As often happens: to achieve the best performance we have to deal with addition complexity, starting with the RedDict initialization:

#[pymethods] impl RedDict {  #[new]  fn new(dict: HashMap<String, f64>) -> Self {  let mut values = Vec::with_capacity(dict.len());  let mut index = HashMap::with_capacity(dict.len());   for (pos, (k, v)) in dict.into_iter().enumerate() {  values.push(v);  index.insert(k, pos);  }   Self {  index: Arc::new(index),  values: Arc::new(values),  }  }

Instead of PyO3 handling most of the conversion for us, we have to manually construct both the values vector and the index hash map based on the passed in hash map.

The addition between two dictionaries becomes more complex. We need to:

Iterate over indexes to retrieve the keys
Remember the position that the key maps to in the our left hand values vector
Look up the position of the key in the right hand vector, or use the fill value
Update the value at the correct position in the left handed vector by adding the right handed value

#[pyo3(signature = (other, fill=0.0))] fn add(&self, other: Self, fill: f64) -> Self {  let mut new = self.clone();  let new_vals = Arc::make_mut(&mut new.values);   for (key, &i) in self.index.iter() {  let rhs = other  .index  .get(key)  .map(|&j| other.values[j])  .unwrap_or(fill);  new_vals[i] += &rhs;  }   new }

And we get a good performance increase, but still fall far short of the NumPy performance for large collections:

Library	Operations	Collection Size	Time (seconds)
Redbear	100000 × 5	10	0.111
Redbear	1000000 × 5	10	1.156
Redbear	10000 × 5	1000	0.604
Redbear	100000 × 5	1000	5.877
NumPy	100000 × 5	10	0.285
NumPy	1000000 × 5	10	2.436
NumPy	10000 × 5	1000	0.039
NumPy	100000 × 5	1000	0.371

The issue comes down to us doing a lot more work than we need to. In some cases.

Minimizing unnecessary look-ups

Since we perform a lookup for every value in a collection, we pay a lot of overhead. It would be great if we could get rid of all those operation.

It turns out that a lot of the time we start with a dictionary, transform it in some way, and use then perform more operations using the intermediate derivations:

 rd = RedDict(py_dict)  rd2 = rd.add_scalar(2).add(rd)

In these cases, our self and other dictionaries share an index. And if they share an index, it means that values have the same order, so we don't need to do any look-ups.

#[pyo3(signature = (other, fill=0.0))] fn add(&self, other: Self, fill: f64) -> Self {  let mut new = self.clone();  let new_vals = Arc::make_mut(&mut new.values);   if new.index == other.index {  for (lhs, rhs) in new_vals.iter_mut().zip(other.values.iter()) {  *lhs += rhs  }  } else {  for (key, &i) in self.index.iter() {  let rhs = other  .index  .get(key)  .map(|&j| other.values[j])  .unwrap_or(fill);  new_vals[i] += &rhs;  }  }   new }

Here we check the index for equality. If they equal we use zip to traverse both the value vectors in the same order, and add the elements together.

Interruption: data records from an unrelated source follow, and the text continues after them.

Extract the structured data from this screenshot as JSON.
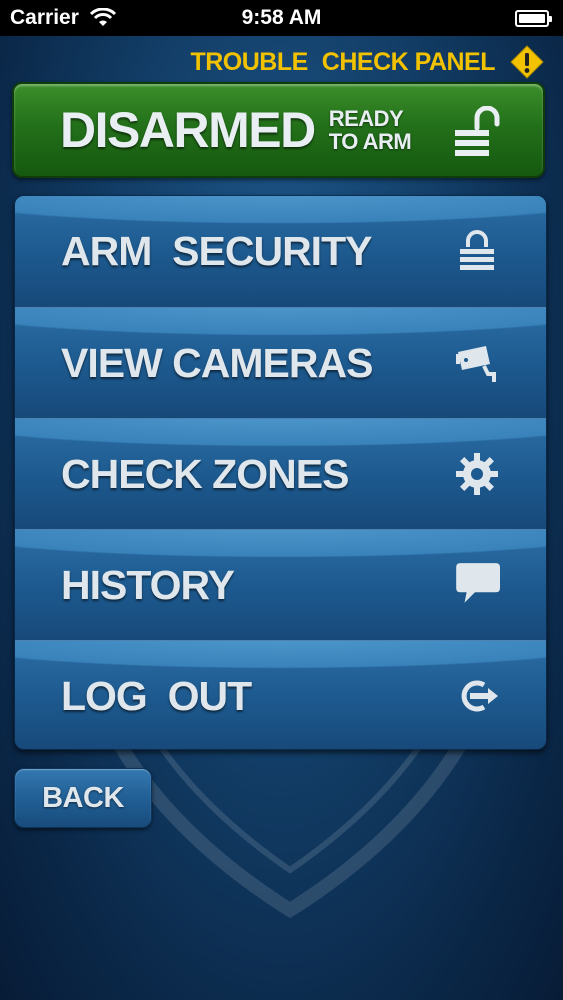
{
  "status_bar": {
    "carrier": "Carrier",
    "time": "9:58 AM"
  },
  "trouble": {
    "word1": "TROUBLE",
    "word2": "CHECK PANEL",
    "icon": "warning-icon"
  },
  "arm_status": {
    "state": "DISARMED",
    "detail_line1": "READY",
    "detail_line2": "TO ARM",
    "icon": "unlocked-padlock-icon",
    "color": "#23701a"
  },
  "menu": {
    "items": [
      {
        "label": "ARM  SECURITY",
        "icon": "padlock-icon"
      },
      {
        "label": "VIEW CAMERAS",
        "icon": "camera-icon"
      },
      {
        "label": "CHECK ZONES",
        "icon": "gear-icon"
      },
      {
        "label": "HISTORY",
        "icon": "chat-bubble-icon"
      },
      {
        "label": "LOG  OUT",
        "icon": "logout-icon"
      }
    ]
  },
  "back": {
    "label": "BACK"
  },
  "colors": {
    "accent_yellow": "#f2c200",
    "menu_blue": "#2b6ea6",
    "background": "#123d66"
  }
}
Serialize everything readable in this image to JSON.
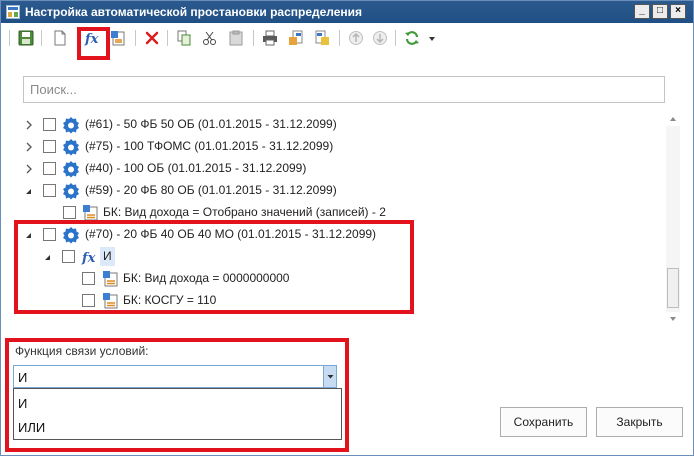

With these changes, we reach our goal! We surpass NumPy across the board:

Library	Operations	Collection Size	Time (seconds)
Redbear	100000 × 5	10	0.065
Redbear	1000000 × 5	10	0.653
Redbear	10000 × 5	1000	0.016
Redbear	100000 × 5	1000	0.160
NumPy	100000 × 5	10	0.285
NumPy	1000000 × 5	10	2.436
NumPy	10000 × 5	1000	0.039
NumPy	100000 × 5	1000	0.371

Trace-offs, and when to use Redbear

By applying data-oriented design in Rust we achieved our goal of surpassing the general purpose libraries in Python. This came at the caveat of needing to re-use derivations of a base instance and only working with floats, but it's an impressive achievement for less than 50 lines of code.